Reverse engineering GraphQL persistedQuery extension
GraphQL is a query language for getting deeply nested structured data from a website's backend, similar to MongoDB queries.
The request is usually a POST to some general /graphql endpoint with a body like this:
However, with large data structures, this becomes inefficient - you are sending a large query in a POST request body, which is (almost always) the same and only changes on website updates; POST requests can’t be cached, etc. Therefore, an extension called “persisted queries” was developed. This isn’t an anti-scraping secret; you can read the public documentation about it here.
TLDR: the client computes the sha256 hash of the query text and only sends that hash. In addition, you can possibly fit all of this into the query string of a GET request, making it easily cachable. Below is an example request from Zillow
As you can see, it’s just some metadata about the persistedQuery extension, the hash of the query, and variables to be embedded in the query.
Here’s another request from expedia.com, sent as a POST, but with the same extension:
This primarily optimizes website performance, but it creates several challenges for web scraping:
- GET requests are usually more prone to being blocked.
- Hidden Query Parameters: We don’t know the full query, so if the website responds with a “Persisted query not found” error (asking us to send the query in full, not just the hash), we can’t send it.
- Once the website changes even a little bit and the clients start asking for a new query - even though the old one might still work, the server will very soon forget its ID/hash, and your request with this hash will never work again, since you can’t “remind” the server of the full query text.
Therefore, for different reasons, you might find yourself in the need to extract the whole query text. You could dig through the website JavaScript, and if you’re lucky, you might find the query text there in full, but often, it is somehow dynamically constructed from multiple fragments, etc.
Therefore, we figured out a better way: we will not touch the client-side JavaScript at all. Instead, we will try to simulate the situation where the client tries to use a hash that the server does not know. Therefore, we need to intercept the (valid) request sent by the browser in-flight and modify the hash to a bogus one before passing it to the server.
For exactly this use case, a perfect tool exists: mitmproxy, an open-source Python library that intercepts requests made by your own devices, websites, or apps and allows you to modify them with simple Python scripts.
Download mitmproxy, and prepare a Python script like this:
import json def request(flow): try: dat = json.loads(flow.request.text) dat[0]["extensions"]["persistedQuery"]["sha256Hash"] = "0d9e" # any bogus hex string here flow.request.text = json.dumps(dat) except: pass
This defines a hook that mitmproxy will run on every request: it tries to load the request's JSON body, modifies the hash to an arbitrary value, and writes the updated JSON as a new body of the request.
We also need to make sure we reroute our browser requests to mitmproxy. For this purpose we are going to use a browser extension called FoxyProxy. It is available in both Firefox and Chrome.
Just add a route with these settings:
Now we can run mitmproxy with this script: mitmweb -s script.py
This will open a browser tab where you can watch all the intercepted requests in real-time.

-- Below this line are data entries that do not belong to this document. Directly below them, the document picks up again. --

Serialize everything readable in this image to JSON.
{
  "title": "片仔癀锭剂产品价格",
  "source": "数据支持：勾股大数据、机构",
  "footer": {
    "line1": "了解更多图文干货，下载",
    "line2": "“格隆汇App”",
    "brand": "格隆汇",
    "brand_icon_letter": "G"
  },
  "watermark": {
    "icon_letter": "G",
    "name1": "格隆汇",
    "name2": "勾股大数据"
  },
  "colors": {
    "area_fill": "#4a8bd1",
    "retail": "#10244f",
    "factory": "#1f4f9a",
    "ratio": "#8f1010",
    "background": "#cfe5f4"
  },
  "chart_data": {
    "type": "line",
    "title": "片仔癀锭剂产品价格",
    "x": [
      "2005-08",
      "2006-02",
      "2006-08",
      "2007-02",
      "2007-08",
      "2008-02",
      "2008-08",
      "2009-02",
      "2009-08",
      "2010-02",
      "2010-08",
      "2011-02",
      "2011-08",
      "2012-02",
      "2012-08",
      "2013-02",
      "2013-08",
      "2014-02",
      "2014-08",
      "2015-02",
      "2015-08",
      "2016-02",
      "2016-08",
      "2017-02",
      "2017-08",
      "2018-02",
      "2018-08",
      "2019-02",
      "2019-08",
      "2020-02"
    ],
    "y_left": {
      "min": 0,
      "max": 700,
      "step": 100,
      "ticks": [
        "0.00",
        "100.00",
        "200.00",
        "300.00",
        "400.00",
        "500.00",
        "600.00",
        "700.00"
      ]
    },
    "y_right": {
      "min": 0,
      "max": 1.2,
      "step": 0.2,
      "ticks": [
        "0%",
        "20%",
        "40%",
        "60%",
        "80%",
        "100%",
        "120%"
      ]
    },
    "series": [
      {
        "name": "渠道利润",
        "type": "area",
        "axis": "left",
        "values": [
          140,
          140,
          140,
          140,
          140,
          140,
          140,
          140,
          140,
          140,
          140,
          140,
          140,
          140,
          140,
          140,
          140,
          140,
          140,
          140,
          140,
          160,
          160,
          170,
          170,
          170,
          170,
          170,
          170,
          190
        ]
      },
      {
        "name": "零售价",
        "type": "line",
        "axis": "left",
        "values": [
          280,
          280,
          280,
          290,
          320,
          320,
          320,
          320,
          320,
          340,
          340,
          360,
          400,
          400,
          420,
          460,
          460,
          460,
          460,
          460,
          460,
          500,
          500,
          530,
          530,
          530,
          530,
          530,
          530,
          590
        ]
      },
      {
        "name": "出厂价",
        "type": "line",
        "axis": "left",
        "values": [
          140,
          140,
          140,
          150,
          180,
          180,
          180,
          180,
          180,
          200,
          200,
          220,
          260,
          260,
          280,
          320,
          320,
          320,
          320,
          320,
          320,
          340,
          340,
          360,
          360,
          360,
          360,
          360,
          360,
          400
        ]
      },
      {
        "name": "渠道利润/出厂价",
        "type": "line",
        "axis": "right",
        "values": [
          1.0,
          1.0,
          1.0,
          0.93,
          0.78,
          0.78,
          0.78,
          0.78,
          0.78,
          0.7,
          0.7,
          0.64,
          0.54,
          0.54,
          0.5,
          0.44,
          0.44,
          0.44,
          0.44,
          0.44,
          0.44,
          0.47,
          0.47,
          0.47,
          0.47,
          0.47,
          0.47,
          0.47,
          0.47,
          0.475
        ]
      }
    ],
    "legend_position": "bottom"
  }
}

If you go to the particular path and see the query in the request section, you will see some garbage value has replaced the hash.
Now, if you visit Zillow and open that particular path that we tried for the extension, and go to the response section, the client-side receives the PersistedQueryNotFound error.
The front end of Zillow reacts with sending the whole query as a POST request.
We extract the query and hash directly from this POST request. To ensure that the Zillow server does not forget about this hash, we periodically run this POST request with the exact same query and hash. This will ensure that the scraper continues to work even when the server's cache is cleaned or reset or the website changes.
Conclusion
Persisted queries are a powerful optimization tool for GraphQL APIs, enhancing website performance by minimizing payload sizes and enabling GET request caching. However, they also pose significant challenges for web scraping, primarily due to the reliance on server-stored hashes and the potential for those hashes to become invalid.
Using mitmproxy to intercept and manipulate GraphQL requests gives an efficient approach to reveal the full query text without delving into complex client-side JavaScript. By forcing the server to respond with a PersistedQueryNotFound error, we can capture the full query payload and utilize it for scraping purposes. Periodically running the extracted query ensures the scraper remains functional, even when server-side cache resets occur or the website evolves.